Shirley was a little surprised, but pleased to hear from Annie. She was one of her deceased father’s sisters, and she adored her.
“Hi, Auntie! It’s good to hear your voice.”
“Well, sugar, I’m not calling with good news,” Annie said. “I’m so sorry to have to tell you, but your mother passed away in her sleep last night.”
Shock rolled through Shirley in waves.
“No! Oh my God, no! I just spoke to her day before yesterday. She was in good spirits and said she was feeling fine.” She started crying. “Mom was my touchstone to sanity.”
“I know. I’m so sorry, Shirley,” Annie said.
Shirley was sobbing now, struggling to catch her breath. “Why didn’t Mom let me know she was failing?”

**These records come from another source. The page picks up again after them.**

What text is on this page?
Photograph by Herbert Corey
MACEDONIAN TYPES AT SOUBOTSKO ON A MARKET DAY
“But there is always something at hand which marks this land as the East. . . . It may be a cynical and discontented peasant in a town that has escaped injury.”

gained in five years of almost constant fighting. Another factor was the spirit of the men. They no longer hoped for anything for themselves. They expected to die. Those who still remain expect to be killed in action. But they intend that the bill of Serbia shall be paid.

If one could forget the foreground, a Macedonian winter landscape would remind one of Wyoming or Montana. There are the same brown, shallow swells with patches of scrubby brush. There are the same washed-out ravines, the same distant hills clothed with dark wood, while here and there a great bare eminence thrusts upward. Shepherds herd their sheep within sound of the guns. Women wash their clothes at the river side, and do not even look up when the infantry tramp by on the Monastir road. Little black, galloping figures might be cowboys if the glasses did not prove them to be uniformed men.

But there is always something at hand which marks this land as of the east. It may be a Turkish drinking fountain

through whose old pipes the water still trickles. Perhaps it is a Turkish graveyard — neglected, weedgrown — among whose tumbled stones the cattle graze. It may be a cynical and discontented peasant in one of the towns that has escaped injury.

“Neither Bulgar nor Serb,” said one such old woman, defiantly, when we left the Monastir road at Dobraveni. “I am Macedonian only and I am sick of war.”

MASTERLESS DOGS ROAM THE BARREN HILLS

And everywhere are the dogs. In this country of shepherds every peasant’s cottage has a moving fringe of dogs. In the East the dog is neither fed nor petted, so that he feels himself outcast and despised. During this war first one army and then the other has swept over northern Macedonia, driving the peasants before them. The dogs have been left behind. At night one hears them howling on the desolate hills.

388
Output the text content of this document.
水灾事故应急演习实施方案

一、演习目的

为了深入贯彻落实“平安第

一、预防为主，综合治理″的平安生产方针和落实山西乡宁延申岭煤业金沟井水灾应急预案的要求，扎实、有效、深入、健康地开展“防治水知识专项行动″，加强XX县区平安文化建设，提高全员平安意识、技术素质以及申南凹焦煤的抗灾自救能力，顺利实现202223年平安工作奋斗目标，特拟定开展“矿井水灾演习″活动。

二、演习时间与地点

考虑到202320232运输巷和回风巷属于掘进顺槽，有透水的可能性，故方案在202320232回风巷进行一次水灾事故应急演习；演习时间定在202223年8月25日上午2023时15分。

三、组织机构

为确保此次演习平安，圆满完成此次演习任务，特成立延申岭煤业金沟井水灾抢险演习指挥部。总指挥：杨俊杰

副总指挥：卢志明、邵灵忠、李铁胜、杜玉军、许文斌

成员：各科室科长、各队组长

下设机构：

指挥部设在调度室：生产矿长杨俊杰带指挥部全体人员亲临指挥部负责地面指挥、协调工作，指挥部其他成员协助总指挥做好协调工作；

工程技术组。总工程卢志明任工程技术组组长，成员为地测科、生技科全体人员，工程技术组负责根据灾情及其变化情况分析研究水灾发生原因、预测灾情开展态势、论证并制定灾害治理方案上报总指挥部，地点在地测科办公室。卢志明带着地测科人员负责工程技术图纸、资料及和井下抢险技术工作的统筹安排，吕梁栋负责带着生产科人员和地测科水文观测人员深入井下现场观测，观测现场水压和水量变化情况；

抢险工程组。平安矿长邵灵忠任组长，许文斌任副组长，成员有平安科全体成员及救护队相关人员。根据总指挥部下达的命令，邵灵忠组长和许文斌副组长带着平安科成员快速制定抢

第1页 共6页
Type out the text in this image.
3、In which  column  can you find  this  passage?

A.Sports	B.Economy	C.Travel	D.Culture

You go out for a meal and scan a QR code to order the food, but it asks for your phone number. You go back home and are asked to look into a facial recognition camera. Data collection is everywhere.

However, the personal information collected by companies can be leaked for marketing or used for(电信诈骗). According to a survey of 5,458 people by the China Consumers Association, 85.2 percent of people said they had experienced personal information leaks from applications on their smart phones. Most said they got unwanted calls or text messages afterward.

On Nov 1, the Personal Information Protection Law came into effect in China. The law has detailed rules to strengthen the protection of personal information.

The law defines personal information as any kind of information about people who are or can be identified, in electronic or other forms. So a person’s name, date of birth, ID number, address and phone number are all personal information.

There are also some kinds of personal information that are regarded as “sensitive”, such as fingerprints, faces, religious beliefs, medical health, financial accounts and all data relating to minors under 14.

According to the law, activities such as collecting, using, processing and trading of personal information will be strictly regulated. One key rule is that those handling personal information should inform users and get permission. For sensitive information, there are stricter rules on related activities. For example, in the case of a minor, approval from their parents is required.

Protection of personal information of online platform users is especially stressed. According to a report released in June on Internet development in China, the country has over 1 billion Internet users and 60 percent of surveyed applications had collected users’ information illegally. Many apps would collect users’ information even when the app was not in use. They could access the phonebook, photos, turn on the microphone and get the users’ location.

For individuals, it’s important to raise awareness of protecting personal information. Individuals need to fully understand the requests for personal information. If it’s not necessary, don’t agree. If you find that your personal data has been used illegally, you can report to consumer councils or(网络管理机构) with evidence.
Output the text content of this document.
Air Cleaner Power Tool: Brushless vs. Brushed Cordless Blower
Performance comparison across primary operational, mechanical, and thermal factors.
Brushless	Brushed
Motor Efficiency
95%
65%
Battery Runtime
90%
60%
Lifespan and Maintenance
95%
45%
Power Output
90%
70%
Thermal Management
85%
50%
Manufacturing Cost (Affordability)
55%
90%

“She wasn’t. Not in the way you mean. Helen never looked at life like that. She just got old, and she was ready to go,” Annie said.
Shirley moaned. “But I could have been there to help.”
Annie hesitated before answering. “Honestly, I think Helen knew you already had more on your plate than you could say grace over. This was how she wanted it, and you have to honor that.”
“I feel like someone just cut the rope to my anchor,” Shirley said, then wiped her eyes and blew her nose. “So, what do I need to know? What do I need to do? I can’t be there before tomorrow at the earliest.”
“No, no. No need to hurry here at all,” Annie said. “Helen always said she didn’t want to waste money on some big funeral, and she didn’t want people looking at her in a coffin. She wrote it all down years ago and showed me where her papers were kept. She will be cremated, and her ashes will be saved for you. She always said when you come home to claim your heritage, she wants you to sprinkle them where the mountain laurel grows. She said you’d know the place.”
Shirley hadn’t thought past the shock of the loss until she heard the words, come home to claim your heritage. Her brother and only sibling had died in a car accident some years back, and knowing she was the sole heir to the land and the home in which she’d been raised, felt like one last hug from her mother.
“Yes. Yes, I know right where she means,” Shirley said. “Thank you for calling, Aunt Annie. I am so sad right now, but the thought of going home to Pope Mountain feels like a godsend.”
“I know,” Annie said. “We all know what’s been happening to you and your boys, and we’re so sorry for your suffering. Come home, darlin’. We love you. You’ll be safe here. This is where you’ll heal.”
“Yes, yes…I will. It will take a while, but I’ll let you know. Thank you for calling. I love you, too.”